Der Cloudspeicher von
Proton, genannt Proton Drive, lässt sich neu über die Kommandozeile bedienen: Proton bringt mit Proton Drive CLI eine Oberfläche, mit der sich die Funktionen von Proton Drive über eine Shell wie das Terminal, die PowerShell oder SSH steuern und via Script automatisieren lassen. Proton Drive CLI steht für Windows, MacOS und Linux in Form eines einzelnen Binary sowie als Quellcode zur Verfügung.
Bisher, so
Proton, musste man zur Nutzung von Proton Drive als Teil eines automatisierten Workflows manuelle Arbeit leisten oder ein Reverse Engineering der Interne von Drive durchführen. Mit der neuen CLI entfällt dies. Als Beispiel für solche Workflows nennt der Anbieter das Hochladen von Dateien nach dem Ende eines Build-Prozesses, die Sicherung von Ordnern nach Zeitplan oder das Einladen von Prüfern. Auf diese Weise lassen sich Dateien nach einem Release automatisch veröffentlichen, vor einem Audit Snapshots eines freigegebenen Ordners erstellen oder der Zugriff entziehen, wenn jemand das Unternehmen verlässt.

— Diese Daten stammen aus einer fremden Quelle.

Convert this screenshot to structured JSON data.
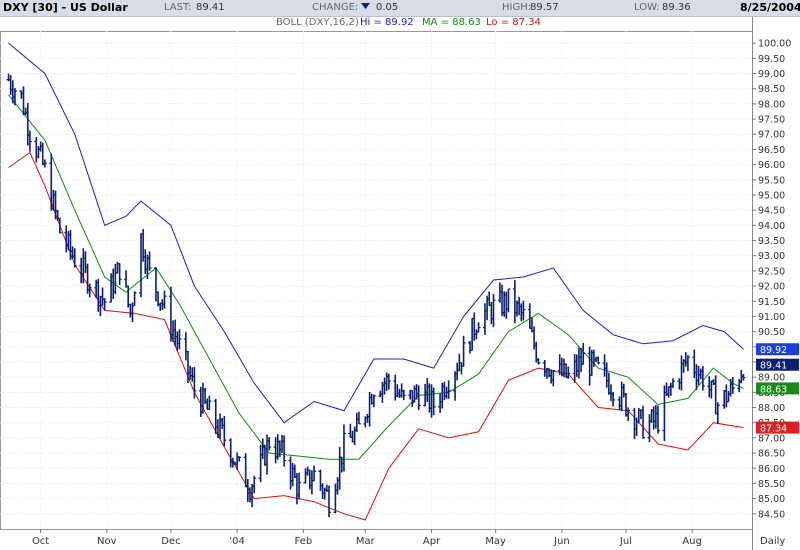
{
  "header": {
    "title": "DXY [30] - US Dollar",
    "last_label": "LAST:",
    "last_value": "89.41",
    "change_label": "CHANGE:",
    "change_value": "0.05",
    "change_direction": "down",
    "high_label": "HIGH:",
    "high_value": "89.57",
    "low_label": "LOW:",
    "low_value": "89.36",
    "date": "8/25/2004",
    "indicator_name": "BOLL (DXY,16,2)",
    "hi_label": "Hi = 89.92",
    "ma_label": "MA = 88.63",
    "lo_label": "Lo = 87.34"
  },
  "chart_data": {
    "type": "line",
    "title": "DXY [30] - US Dollar",
    "period": "Daily",
    "indicator": "Bollinger Bands (16,2)",
    "ylim": [
      84.0,
      100.4
    ],
    "y_ticks": [
      "100.00",
      "99.50",
      "99.00",
      "98.50",
      "98.00",
      "97.50",
      "97.00",
      "96.50",
      "96.00",
      "95.50",
      "95.00",
      "94.50",
      "94.00",
      "93.50",
      "93.00",
      "92.50",
      "92.00",
      "91.50",
      "91.00",
      "90.50",
      "90.00",
      "89.50",
      "89.00",
      "88.50",
      "88.00",
      "87.50",
      "87.00",
      "86.50",
      "86.00",
      "85.50",
      "85.00",
      "84.50"
    ],
    "x_labels": [
      "Oct",
      "Nov",
      "Dec",
      "'04",
      "Feb",
      "Mar",
      "Apr",
      "May",
      "Jun",
      "Jul",
      "Aug",
      "Daily"
    ],
    "grid": true,
    "colors": {
      "price": "#0b1f6e",
      "upper": "#1f1fbf",
      "middle": "#118811",
      "lower": "#dd1111",
      "hi_tag": "#1f3ee0",
      "ma_tag": "#1a8a1a",
      "lo_tag": "#e02020",
      "last_tag": "#0b1f6e"
    },
    "current": {
      "hi": "89.92",
      "last": "89.41",
      "ma": "88.63",
      "lo": "87.34"
    },
    "series": [
      {
        "name": "Price",
        "points": [
          [
            "Sep 16 2003",
            98.8
          ],
          [
            "Sep 22 2003",
            98.2
          ],
          [
            "Sep 26 2003",
            97.1
          ],
          [
            "Oct 3 2003",
            95.8
          ],
          [
            "Oct 10 2003",
            93.8
          ],
          [
            "Oct 17 2003",
            92.9
          ],
          [
            "Oct 24 2003",
            92.2
          ],
          [
            "Oct 31 2003",
            91.5
          ],
          [
            "Nov 7 2003",
            92.6
          ],
          [
            "Nov 12 2003",
            91.1
          ],
          [
            "Nov 17 2003",
            93.6
          ],
          [
            "Nov 21 2003",
            92.4
          ],
          [
            "Nov 28 2003",
            91.3
          ],
          [
            "Dec 5 2003",
            90.0
          ],
          [
            "Dec 12 2003",
            88.6
          ],
          [
            "Dec 19 2003",
            87.8
          ],
          [
            "Dec 26 2003",
            87.0
          ],
          [
            "Jan 2 2004",
            86.0
          ],
          [
            "Jan 7 2004",
            85.4
          ],
          [
            "Jan 12 2004",
            86.1
          ],
          [
            "Jan 16 2004",
            86.9
          ],
          [
            "Jan 23 2004",
            86.4
          ],
          [
            "Jan 30 2004",
            85.3
          ],
          [
            "Feb 6 2004",
            85.8
          ],
          [
            "Feb 13 2004",
            85.0
          ],
          [
            "Feb 20 2004",
            86.7
          ],
          [
            "Feb 27 2004",
            87.3
          ],
          [
            "Mar 5 2004",
            88.7
          ],
          [
            "Mar 12 2004",
            88.9
          ],
          [
            "Mar 19 2004",
            88.2
          ],
          [
            "Mar 26 2004",
            88.5
          ],
          [
            "Apr 2 2004",
            88.1
          ],
          [
            "Apr 9 2004",
            89.0
          ],
          [
            "Apr 16 2004",
            89.8
          ],
          [
            "Apr 23 2004",
            91.0
          ],
          [
            "Apr 30 2004",
            91.3
          ],
          [
            "May 7 2004",
            91.5
          ],
          [
            "May 14 2004",
            91.0
          ],
          [
            "May 21 2004",
            89.7
          ],
          [
            "May 28 2004",
            89.2
          ],
          [
            "Jun 4 2004",
            89.0
          ],
          [
            "Jun 11 2004",
            89.6
          ],
          [
            "Jun 18 2004",
            89.2
          ],
          [
            "Jun 25 2004",
            88.7
          ],
          [
            "Jul 2 2004",
            88.0
          ],
          [
            "Jul 9 2004",
            87.4
          ],
          [
            "Jul 16 2004",
            87.6
          ],
          [
            "Jul 23 2004",
            88.8
          ],
          [
            "Jul 30 2004",
            89.6
          ],
          [
            "Aug 6 2004",
            89.0
          ],
          [
            "Aug 13 2004",
            88.1
          ],
          [
            "Aug 20 2004",
            88.6
          ],
          [
            "Aug 25 2004",
            89.41
          ]
        ]
      },
      {
        "name": "Hi",
        "points": [
          [
            "Sep 16 2003",
            100.0
          ],
          [
            "Oct 3 2003",
            99.0
          ],
          [
            "Oct 17 2003",
            97.0
          ],
          [
            "Oct 31 2003",
            94.0
          ],
          [
            "Nov 10 2003",
            94.3
          ],
          [
            "Nov 17 2003",
            94.8
          ],
          [
            "Dec 1 2003",
            94.0
          ],
          [
            "Dec 12 2003",
            92.0
          ],
          [
            "Dec 26 2003",
            90.5
          ],
          [
            "Jan 9 2004",
            88.8
          ],
          [
            "Jan 23 2004",
            87.5
          ],
          [
            "Feb 6 2004",
            88.2
          ],
          [
            "Feb 20 2004",
            87.9
          ],
          [
            "Mar 5 2004",
            89.6
          ],
          [
            "Mar 19 2004",
            89.6
          ],
          [
            "Apr 2 2004",
            89.3
          ],
          [
            "Apr 16 2004",
            91.0
          ],
          [
            "Apr 30 2004",
            92.2
          ],
          [
            "May 14 2004",
            92.3
          ],
          [
            "May 28 2004",
            92.6
          ],
          [
            "Jun 11 2004",
            91.2
          ],
          [
            "Jun 25 2004",
            90.4
          ],
          [
            "Jul 9 2004",
            90.1
          ],
          [
            "Jul 23 2004",
            90.2
          ],
          [
            "Aug 6 2004",
            90.7
          ],
          [
            "Aug 16 2004",
            90.5
          ],
          [
            "Aug 25 2004",
            89.92
          ]
        ]
      },
      {
        "name": "MA",
        "points": [
          [
            "Sep 16 2003",
            98.3
          ],
          [
            "Oct 3 2003",
            96.8
          ],
          [
            "Oct 17 2003",
            94.5
          ],
          [
            "Oct 31 2003",
            92.3
          ],
          [
            "Nov 10 2003",
            91.8
          ],
          [
            "Nov 24 2003",
            92.6
          ],
          [
            "Dec 5 2003",
            91.4
          ],
          [
            "Dec 19 2003",
            89.6
          ],
          [
            "Jan 2 2004",
            87.8
          ],
          [
            "Jan 16 2004",
            86.5
          ],
          [
            "Jan 30 2004",
            86.4
          ],
          [
            "Feb 13 2004",
            86.3
          ],
          [
            "Feb 27 2004",
            86.3
          ],
          [
            "Mar 12 2004",
            87.4
          ],
          [
            "Mar 26 2004",
            88.4
          ],
          [
            "Apr 9 2004",
            88.5
          ],
          [
            "Apr 23 2004",
            89.1
          ],
          [
            "May 7 2004",
            90.5
          ],
          [
            "May 21 2004",
            91.1
          ],
          [
            "Jun 4 2004",
            90.4
          ],
          [
            "Jun 18 2004",
            89.3
          ],
          [
            "Jul 2 2004",
            89.0
          ],
          [
            "Jul 16 2004",
            88.1
          ],
          [
            "Jul 30 2004",
            88.3
          ],
          [
            "Aug 11 2004",
            89.3
          ],
          [
            "Aug 20 2004",
            88.8
          ],
          [
            "Aug 25 2004",
            88.63
          ]
        ]
      },
      {
        "name": "Lo",
        "points": [
          [
            "Sep 16 2003",
            95.9
          ],
          [
            "Sep 26 2003",
            96.4
          ],
          [
            "Oct 3 2003",
            95.3
          ],
          [
            "Oct 17 2003",
            92.7
          ],
          [
            "Oct 31 2003",
            91.2
          ],
          [
            "Nov 14 2003",
            91.1
          ],
          [
            "Nov 28 2003",
            90.9
          ],
          [
            "Dec 12 2003",
            88.5
          ],
          [
            "Dec 26 2003",
            86.7
          ],
          [
            "Jan 9 2004",
            85.0
          ],
          [
            "Jan 23 2004",
            85.1
          ],
          [
            "Feb 6 2004",
            84.9
          ],
          [
            "Feb 20 2004",
            84.5
          ],
          [
            "Mar 1 2004",
            84.3
          ],
          [
            "Mar 12 2004",
            86.0
          ],
          [
            "Mar 26 2004",
            87.3
          ],
          [
            "Apr 9 2004",
            87.0
          ],
          [
            "Apr 23 2004",
            87.2
          ],
          [
            "May 7 2004",
            88.9
          ],
          [
            "May 21 2004",
            89.3
          ],
          [
            "Jun 4 2004",
            89.1
          ],
          [
            "Jun 18 2004",
            88.0
          ],
          [
            "Jul 2 2004",
            87.9
          ],
          [
            "Jul 16 2004",
            86.8
          ],
          [
            "Jul 30 2004",
            86.6
          ],
          [
            "Aug 11 2004",
            87.5
          ],
          [
            "Aug 25 2004",
            87.34
          ]
        ]
      }
    ]
  }
}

Zu Beginn deckt die CLI die wesentlichsten Funktionen ab, darunter An- und Abmelden, Durchsuchen und Verwalten von Dateien und Ordnern und die Verwaltung von Freigaben und Einladungen. Später sollen weitere Funktionen hinzukommen, darunter der Umgang mit Fotos und Alben, Freigabe von Dateien und Ordnern über einen öffentlichen Link sowie Multi-Konto-Unterstützung für grössere Teams und Managed Service Provider.